Moreover, I demand that European Commission interpret Art. 17 Charter of Fundamental Rights in the light of the above said and ensure that art 17 has retroactive effect.
Additionally, I urge the European Commission to broaden the scope of Art. 295 EC Treaty (respectively Art.345 EU Reform Treaty – Treaty of Lisbon) in accordance with the above stated principles of international law in order to encompass also the EU’s right to intervene in the national systems of property ownership of EU member countries in cases where serious property rights violations have been committed or are about to be carried out. Countries which violate these terms ought to be heavily fined and denied further pecuniary aids (i.e. EU subventions).
Further I request that the European Commission declare the communist discriminatory property decrees and acts (in particular the Beneš Decrees; Yugoslavian AVNOJ Decrees and Polish Confiscation and Evictions Acts) null and void as well as redeem the unjust findings (incompatible with above stated principles of international law) drafted in the Legal Opinion on the Beneš Decrees.

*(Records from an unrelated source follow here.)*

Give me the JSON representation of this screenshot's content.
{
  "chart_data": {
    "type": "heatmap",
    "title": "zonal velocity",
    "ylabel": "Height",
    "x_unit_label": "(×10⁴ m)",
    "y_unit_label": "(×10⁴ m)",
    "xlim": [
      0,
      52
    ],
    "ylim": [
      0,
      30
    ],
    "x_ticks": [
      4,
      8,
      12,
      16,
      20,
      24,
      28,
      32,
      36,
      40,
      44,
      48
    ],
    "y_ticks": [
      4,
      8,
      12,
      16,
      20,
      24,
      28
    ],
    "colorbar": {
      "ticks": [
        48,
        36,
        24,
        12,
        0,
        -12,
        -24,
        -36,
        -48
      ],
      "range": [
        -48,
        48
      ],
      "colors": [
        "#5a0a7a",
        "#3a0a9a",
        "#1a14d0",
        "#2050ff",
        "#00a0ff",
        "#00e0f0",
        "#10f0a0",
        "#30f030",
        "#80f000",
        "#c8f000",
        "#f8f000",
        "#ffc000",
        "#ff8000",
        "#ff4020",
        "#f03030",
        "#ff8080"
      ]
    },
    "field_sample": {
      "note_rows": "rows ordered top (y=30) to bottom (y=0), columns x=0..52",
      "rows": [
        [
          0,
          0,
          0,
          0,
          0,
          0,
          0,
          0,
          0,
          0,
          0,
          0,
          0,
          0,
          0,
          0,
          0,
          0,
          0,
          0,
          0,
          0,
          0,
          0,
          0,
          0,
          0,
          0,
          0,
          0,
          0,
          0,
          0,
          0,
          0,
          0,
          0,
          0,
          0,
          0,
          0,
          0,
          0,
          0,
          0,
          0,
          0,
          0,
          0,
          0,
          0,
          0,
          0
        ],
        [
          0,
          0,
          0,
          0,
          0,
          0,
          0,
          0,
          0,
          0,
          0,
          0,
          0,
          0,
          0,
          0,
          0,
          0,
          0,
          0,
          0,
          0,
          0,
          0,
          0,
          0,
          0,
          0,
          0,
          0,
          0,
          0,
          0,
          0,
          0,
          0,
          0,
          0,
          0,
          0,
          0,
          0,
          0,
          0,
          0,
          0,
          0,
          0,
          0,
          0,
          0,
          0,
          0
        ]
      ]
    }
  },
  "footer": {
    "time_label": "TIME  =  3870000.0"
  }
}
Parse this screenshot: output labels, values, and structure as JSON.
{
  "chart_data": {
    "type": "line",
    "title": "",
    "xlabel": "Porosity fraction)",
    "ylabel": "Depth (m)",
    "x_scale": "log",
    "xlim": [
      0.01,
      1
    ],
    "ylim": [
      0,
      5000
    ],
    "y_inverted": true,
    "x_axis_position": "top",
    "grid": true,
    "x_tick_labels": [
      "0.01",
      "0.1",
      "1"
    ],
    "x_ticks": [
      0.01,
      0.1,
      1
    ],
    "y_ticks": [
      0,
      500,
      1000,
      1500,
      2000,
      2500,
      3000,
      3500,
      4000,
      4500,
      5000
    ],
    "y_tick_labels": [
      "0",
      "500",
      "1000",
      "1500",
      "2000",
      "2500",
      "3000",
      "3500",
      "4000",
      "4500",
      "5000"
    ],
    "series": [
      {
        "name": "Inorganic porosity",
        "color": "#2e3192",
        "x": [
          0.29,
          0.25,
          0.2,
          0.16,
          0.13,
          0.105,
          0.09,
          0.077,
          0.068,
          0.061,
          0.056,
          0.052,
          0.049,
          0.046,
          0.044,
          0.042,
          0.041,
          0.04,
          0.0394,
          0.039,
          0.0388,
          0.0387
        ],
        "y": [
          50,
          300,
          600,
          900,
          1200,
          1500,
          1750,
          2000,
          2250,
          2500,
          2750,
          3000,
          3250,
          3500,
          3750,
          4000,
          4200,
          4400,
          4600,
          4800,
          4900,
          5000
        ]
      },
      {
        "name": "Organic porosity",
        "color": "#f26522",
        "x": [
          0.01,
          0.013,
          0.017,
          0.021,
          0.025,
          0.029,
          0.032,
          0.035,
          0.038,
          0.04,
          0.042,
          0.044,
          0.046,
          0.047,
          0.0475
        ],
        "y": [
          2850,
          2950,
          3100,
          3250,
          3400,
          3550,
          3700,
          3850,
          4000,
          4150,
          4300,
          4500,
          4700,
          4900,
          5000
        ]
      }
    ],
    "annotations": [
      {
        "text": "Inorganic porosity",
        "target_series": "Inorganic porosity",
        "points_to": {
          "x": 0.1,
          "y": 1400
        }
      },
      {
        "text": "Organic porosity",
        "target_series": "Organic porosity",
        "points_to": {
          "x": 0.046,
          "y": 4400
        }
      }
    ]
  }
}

Finally, I urge the European Commission to setup an independent forum (i.e. a committee composed of independent experts with the task of collecting and assessing information regarding Nazi and communist property confiscations and implement a Tribunal apt to pass binding property restitution decisions on EU Member States) competent to deal with confiscated property claims since the European Court of Human Rights deems itself ratione temporis incapable to hear such claims.
Committee on Petitions
The main objective of this petition is to propose the development of transparent remedial structures, which should be consistent with applicable principles of European and international law.
These measures not only contribute to a more consistent and predictable internal market in private property issues, they also improve access to justice and respect the rule of law.